Dari hasil research tersebut, lingkungan Kampung Melayu terpilih menjadi prioritas dilaksanakannya Program “Edukasi dan Upaya Perubahan Perilaku Pedagang Makanan dan Masyarakat tentang Warung Makan Sehat di Daerah Slum ”, dengan skema research-based yang di- ketuai oleh:
DR. dra. Evi Martha, M.Kes (NIP:196303311989012001) dari FKM UI/ Departemen Pendidikan Kesehatan dan Ilmu Perilaku bersama beberapa team yang terlibat; Tiara Amelia, SKM, MSc (NUP:100240310291212891), Janita Ristianti,SSiT, Andham Dewi,SKM, Khusnul Khotimah,SKM dan Irma Welliani S.T.P, M.Kes.

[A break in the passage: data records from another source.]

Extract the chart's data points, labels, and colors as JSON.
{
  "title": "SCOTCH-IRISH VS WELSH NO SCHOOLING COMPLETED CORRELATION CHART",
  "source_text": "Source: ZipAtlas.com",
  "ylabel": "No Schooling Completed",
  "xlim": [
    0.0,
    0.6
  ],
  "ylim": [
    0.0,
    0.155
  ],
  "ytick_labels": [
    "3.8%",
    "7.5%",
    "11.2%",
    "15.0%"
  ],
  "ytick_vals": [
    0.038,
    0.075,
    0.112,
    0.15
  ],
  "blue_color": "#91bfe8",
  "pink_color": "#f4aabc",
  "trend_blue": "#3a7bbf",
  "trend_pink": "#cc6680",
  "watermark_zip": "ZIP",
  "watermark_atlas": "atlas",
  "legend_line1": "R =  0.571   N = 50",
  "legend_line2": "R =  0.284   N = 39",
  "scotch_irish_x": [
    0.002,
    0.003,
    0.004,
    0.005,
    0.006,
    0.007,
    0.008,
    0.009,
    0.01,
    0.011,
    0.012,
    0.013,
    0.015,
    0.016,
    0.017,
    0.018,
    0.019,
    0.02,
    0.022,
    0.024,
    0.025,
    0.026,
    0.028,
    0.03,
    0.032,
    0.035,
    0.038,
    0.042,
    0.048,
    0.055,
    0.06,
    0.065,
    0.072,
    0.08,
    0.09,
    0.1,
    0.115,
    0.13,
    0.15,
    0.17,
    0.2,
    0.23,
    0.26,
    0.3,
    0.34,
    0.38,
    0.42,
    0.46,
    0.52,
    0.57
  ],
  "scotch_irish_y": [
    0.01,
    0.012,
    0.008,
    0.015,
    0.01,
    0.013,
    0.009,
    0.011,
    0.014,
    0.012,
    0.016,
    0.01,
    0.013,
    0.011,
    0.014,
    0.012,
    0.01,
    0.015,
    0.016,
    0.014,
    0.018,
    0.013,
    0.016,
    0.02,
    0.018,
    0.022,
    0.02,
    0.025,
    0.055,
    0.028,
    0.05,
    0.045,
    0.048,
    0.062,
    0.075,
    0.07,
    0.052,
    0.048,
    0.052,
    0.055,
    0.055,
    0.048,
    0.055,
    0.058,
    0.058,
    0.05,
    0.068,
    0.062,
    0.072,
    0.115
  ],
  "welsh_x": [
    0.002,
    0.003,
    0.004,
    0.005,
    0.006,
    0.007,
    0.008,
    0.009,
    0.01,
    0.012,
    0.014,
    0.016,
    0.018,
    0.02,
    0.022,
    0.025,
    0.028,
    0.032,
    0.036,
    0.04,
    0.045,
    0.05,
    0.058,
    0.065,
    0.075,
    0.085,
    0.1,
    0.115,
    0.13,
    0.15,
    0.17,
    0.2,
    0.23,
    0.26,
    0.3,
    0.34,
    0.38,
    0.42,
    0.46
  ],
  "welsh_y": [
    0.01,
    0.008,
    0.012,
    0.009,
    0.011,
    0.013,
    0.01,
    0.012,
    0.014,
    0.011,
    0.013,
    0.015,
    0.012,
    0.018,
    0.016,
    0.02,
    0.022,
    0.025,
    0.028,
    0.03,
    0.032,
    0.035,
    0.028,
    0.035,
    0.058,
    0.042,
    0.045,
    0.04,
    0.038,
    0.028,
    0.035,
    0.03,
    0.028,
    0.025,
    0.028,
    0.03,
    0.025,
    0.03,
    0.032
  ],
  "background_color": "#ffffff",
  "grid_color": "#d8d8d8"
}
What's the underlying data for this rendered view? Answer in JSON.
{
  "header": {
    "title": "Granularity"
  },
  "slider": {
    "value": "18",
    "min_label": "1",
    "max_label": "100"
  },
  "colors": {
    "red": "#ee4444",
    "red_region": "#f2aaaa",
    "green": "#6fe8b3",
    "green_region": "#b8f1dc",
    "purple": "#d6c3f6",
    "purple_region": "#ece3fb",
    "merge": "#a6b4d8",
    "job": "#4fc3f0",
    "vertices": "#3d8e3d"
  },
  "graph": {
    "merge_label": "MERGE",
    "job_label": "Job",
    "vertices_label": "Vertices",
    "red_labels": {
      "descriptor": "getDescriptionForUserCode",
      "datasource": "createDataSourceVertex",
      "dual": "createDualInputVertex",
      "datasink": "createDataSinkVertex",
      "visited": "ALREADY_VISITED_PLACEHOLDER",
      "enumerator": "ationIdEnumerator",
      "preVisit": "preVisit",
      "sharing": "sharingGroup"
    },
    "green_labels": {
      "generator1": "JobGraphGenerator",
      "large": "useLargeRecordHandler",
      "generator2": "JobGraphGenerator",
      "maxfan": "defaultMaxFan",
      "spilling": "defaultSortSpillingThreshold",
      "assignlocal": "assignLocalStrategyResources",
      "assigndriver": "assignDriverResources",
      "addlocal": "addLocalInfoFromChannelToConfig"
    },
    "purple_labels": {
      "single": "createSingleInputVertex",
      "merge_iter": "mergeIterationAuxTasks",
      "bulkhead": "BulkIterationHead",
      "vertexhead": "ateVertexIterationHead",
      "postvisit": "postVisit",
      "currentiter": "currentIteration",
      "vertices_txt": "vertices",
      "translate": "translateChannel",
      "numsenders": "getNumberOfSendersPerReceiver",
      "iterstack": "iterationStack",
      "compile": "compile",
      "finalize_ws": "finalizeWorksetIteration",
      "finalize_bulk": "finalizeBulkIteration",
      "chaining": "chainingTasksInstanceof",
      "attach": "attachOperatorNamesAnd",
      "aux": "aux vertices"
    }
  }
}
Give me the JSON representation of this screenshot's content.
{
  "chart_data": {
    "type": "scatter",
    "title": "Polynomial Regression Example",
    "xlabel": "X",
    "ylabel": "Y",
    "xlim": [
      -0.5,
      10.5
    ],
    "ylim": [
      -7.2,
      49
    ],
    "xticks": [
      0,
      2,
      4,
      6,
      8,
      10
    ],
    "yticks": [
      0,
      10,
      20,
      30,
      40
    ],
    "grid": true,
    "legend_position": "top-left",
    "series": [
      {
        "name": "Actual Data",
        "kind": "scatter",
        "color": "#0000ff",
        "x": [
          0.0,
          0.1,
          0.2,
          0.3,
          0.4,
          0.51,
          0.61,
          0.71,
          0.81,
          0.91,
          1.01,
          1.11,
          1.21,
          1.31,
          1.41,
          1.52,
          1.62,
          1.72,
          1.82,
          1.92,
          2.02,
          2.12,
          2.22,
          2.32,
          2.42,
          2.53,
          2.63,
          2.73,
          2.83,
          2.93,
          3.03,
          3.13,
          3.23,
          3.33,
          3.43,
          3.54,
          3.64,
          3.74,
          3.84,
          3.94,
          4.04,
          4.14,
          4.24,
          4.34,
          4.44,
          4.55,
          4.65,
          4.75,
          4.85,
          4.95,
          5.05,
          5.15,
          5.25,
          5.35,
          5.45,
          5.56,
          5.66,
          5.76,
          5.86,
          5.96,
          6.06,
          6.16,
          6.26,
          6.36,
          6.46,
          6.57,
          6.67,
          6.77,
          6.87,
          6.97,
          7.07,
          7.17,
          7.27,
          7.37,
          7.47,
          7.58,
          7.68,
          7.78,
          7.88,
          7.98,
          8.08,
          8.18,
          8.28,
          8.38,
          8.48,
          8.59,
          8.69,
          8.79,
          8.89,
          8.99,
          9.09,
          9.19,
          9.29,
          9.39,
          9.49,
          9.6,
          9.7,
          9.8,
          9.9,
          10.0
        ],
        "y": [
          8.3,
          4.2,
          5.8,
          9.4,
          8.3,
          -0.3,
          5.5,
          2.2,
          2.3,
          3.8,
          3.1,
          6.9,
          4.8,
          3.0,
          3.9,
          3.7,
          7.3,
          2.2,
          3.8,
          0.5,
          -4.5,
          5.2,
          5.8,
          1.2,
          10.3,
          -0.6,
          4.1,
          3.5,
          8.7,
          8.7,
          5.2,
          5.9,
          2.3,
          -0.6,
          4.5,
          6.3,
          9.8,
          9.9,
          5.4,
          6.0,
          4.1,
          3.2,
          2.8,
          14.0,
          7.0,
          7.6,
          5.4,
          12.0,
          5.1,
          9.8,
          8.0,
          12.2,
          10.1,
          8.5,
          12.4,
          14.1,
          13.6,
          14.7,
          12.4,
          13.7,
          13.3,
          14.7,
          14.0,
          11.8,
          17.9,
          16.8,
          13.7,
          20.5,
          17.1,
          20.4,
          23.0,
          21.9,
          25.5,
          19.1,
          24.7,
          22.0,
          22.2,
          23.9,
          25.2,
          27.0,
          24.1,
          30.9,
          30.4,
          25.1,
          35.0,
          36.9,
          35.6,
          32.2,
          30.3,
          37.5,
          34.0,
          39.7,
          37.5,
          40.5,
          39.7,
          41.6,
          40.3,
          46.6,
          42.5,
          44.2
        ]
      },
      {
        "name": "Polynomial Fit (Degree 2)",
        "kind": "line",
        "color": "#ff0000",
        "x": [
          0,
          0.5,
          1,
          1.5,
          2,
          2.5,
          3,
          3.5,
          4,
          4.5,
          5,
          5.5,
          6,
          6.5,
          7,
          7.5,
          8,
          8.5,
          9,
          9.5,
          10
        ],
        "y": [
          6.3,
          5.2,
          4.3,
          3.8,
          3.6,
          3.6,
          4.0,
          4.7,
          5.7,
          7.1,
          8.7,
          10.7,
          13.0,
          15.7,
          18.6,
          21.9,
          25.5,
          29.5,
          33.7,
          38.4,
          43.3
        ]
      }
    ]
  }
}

Program “Edukasi dan Upaya Perubahan Perilaku Pedagang Makanan dan Masyarakat tentang Warung Makan Sehat di Daerah Slum ”merupakan kerjasama multi stakeholder yang sangat baik antara Tim dari Fakultas Kesehatan Masyarakat Universitas Indonesia, Puskesmas Kelurahan Kampung Melayu, Badan Pengawasan Obat dan Makanan (BPOM), Dinas Kesehatan Jakarta Timur, serta Kelurahan Kampung Melayu dan Tokoh Masyarakat setempat. Evaluasi keberhasilan program dilakukan melalui pre-post test dan observasi terhadap kelompok sasaran yang sudah dilatih, selain itu juga dilihat dari hasil pendampingan, monitoring dan evaluasi yang dilakukan secara periodik.
Hasil pre post test dan observasi menunjukkan peningkatan pengetahuan, sikap dan praktek yang cukup berarti. Selain itu pada akhir pelatihan berdasarkan kesepakatan bersama dibentuk duta warung makanan aman dan sehat yang terdiri dari para Tokoh Masyarakat yang sudah dilatih. Salah satu tugas mereka adalah memantau para pedagang yang sudah dilatih agar peduli dengan keamanan dan kesehatan makanan yang disajikan. Berdasarkan kesepakatan bersama pula kemudian dipilih 3 pedagang keliling dan 3 pedagang rumahan yang terbaik dengan indikator yang sudah ditetapkan. Pedagang yang terpilih ini kemudian diberi penghargaan berupa peralatan pengolahan makanan dan spanduk yang dipajang didepan warung rumahan.